I first realized this when I went out to San Francisco’s most lavish dim sum restaurant with my family. The food was delicious, but the whole time I had to struggle not to think about how the green beans were cooked at Dongbei, my favorite nearby eatery, or how the shrimp dumplings measured up to the ones on offer at the Dumpling Restaurant.
It only got worse from there. Once again I found myself mystified by the strange practice of “tipping.” My friends wondered aloud why I looked both ways about ten times before finally getting up the nerve to cross the street. I use the horn a lot more than I used to when I drive. I informed my parents that they are buying the wrong brand of gin. I can’t for the life of me understand why everything always costs so much.
The whole thing came to a head a few days back, when I explored San Francisco’s Chinatown with a couple friends. The restaurant we settled on had food that I would have liked before I’d gone over there, but after eating dollar-a-plate heaps of fresh, spicy, warm food, our eggplant, beef, and pepper squid didn’t do it for me. I didn’t eat that much.
Out on the street was better; I almost automatically brushed off the proffered menus with a bu yao or a bu yong. When I bumped into someone, I automatically duibuqi’ed after them and xiexie’ed every car that stopped to let us cross the street. The souvenir stores that litter most of the street contained the same fake lighters and counterfeit perfumes I’d seen (and bought) on the other side of the Pacific, and for similar prices.
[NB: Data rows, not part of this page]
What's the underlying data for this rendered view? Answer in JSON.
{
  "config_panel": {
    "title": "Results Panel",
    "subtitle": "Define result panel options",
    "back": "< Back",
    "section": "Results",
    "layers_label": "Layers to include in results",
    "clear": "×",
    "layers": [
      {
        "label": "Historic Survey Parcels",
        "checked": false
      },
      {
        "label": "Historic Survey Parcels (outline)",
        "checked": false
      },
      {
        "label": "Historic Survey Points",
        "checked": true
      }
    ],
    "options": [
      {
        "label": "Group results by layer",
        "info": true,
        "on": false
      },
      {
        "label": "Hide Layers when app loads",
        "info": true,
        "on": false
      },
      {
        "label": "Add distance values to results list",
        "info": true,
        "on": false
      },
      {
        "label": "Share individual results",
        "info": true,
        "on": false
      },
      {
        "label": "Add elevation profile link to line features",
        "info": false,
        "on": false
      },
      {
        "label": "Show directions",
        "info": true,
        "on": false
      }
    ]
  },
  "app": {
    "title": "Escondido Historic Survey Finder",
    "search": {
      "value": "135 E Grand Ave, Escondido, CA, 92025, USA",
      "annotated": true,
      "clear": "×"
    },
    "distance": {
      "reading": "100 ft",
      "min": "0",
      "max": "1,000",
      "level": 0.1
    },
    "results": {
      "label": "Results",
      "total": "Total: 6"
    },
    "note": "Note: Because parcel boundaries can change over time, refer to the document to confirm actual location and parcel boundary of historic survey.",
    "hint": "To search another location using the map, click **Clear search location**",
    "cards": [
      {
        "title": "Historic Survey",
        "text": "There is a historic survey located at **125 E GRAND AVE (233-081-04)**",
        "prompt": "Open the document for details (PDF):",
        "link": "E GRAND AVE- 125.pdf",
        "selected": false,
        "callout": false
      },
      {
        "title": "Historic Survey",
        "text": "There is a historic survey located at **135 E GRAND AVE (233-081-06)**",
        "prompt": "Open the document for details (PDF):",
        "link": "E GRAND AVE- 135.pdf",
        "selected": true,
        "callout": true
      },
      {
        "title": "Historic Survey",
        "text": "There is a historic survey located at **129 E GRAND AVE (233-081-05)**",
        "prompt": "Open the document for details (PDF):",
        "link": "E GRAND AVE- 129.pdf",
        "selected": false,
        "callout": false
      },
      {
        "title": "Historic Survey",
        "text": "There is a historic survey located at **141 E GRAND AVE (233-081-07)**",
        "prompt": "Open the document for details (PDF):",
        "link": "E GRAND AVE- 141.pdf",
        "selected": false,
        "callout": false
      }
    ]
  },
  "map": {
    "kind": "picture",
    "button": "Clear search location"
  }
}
I tried to tell my friends about all the weird stuff I’d seen only to realize that the story really only made sense in my China friends’ and my weird patois of English and Chinese.
About a month ago, I couldn’t wait to leave China and come back to America, a land where people mostly speak the same language as me and where things make sense. Things don’t seem to make as much sense here as they did when I left. I wouldn’t go so far as to say that I wish I was still there, but I know now that China has grabbed hold of me, probably for good. When I left I was ambivalent about whether or not I wanted to come back. Now I know I do.